The Bike
My dad and I walked towards the Hudson River, west on 43rd Street. When I was a kid, we used to take this walk over to the Intrepid Museum all the time. I felt there must be something special about the big grey aircraft carrier, but mostly we’d just sit in silence on Pier 84. As the pier deteriorated, so did our relationship. I was growing up, going through those awkward teen years everyone warns about, but there was other stuff going on, too.
We turned up 11th Avenue and walked by the Market Diner. There were not so many transvestite prostitutes hanging out in the neighborhood anymore, but the diner hadn’t changed in my lifetime. We stopped at the parking lot.
“We’re not going to the Intrepid,” my dad said.
“Why not?” I asked
“We can do that later, if you’d like. But I have something to give you first.”
He flashed his badge to the parking attendant, identifying himself as Detective John Diamond. The guy set down his magazine, led us to the back of the lot, and nodded to a filthy tarp.
“It’s not in great shape, but I wanted you to have this now that you’re eighteen.” He pulled back the tarp to reveal a red Kawasaki motorcycle. “I think your father would have wanted you to have it. Happy Birthday.”
I haven’t been stunned too many times in my life. When I was eight, I got hit in the face when a baseball took a wicked hop at first base. I was younger than that when I found out I was adopted. Not much of a surprise for a white kid raised by black parents. But finding my mom murdered when I was ten was. Nothing much phased me from then on.

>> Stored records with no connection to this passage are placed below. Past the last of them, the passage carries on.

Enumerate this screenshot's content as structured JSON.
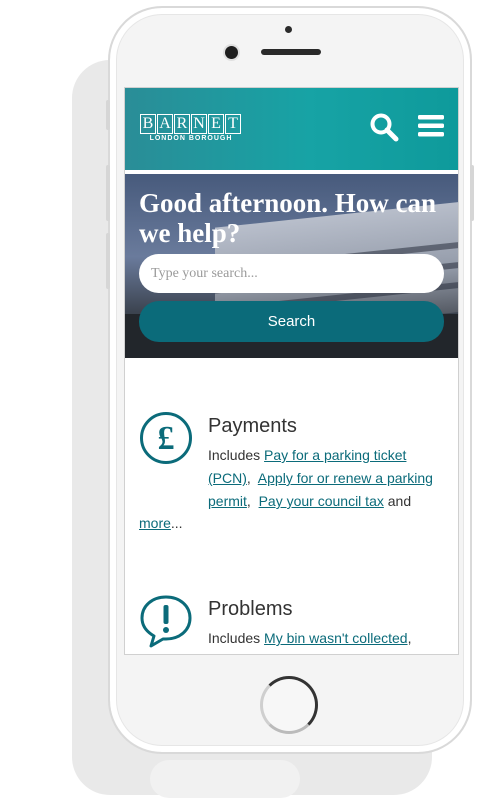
{
  "header": {
    "logo_text": "BARNET",
    "logo_subtext": "LONDON BOROUGH",
    "search_icon": "search-icon",
    "menu_icon": "hamburger-menu-icon"
  },
  "hero": {
    "greeting": "Good afternoon. How can we help?",
    "search_placeholder": "Type your search...",
    "search_button": "Search"
  },
  "sections": [
    {
      "icon": "pound-icon",
      "title": "Payments",
      "prefix": "Includes ",
      "links": [
        "Pay for a parking ticket (PCN)",
        "Apply for or renew a parking permit",
        "Pay your council tax"
      ],
      "and_text": " and",
      "more_link": "more",
      "ellipsis": "..."
    },
    {
      "icon": "exclamation-speech-icon",
      "title": "Problems",
      "prefix": "Includes ",
      "links": [
        "My bin wasn't collected"
      ],
      "suffix": ","
    }
  ],
  "colors": {
    "accent": "#0b6b7a",
    "header_start": "#2a8d97",
    "header_end": "#0e9a9b"
  }
}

But this. This. My dad was talking to me about my father, after all of these years.
“I know you’ll have a lot of questions. But it’s a long story and I’m late for work. We can talk about it next week. I’ll tell you everything you want to know.”
That’s the sort of thing someone says on a TV show just before they get whacked. But don’t worry. This dad is still alive and giving criminals hell.
I tried to say something like, “You’re the only dad I ever needed,” because it was true. But instead I just said, “Okay.”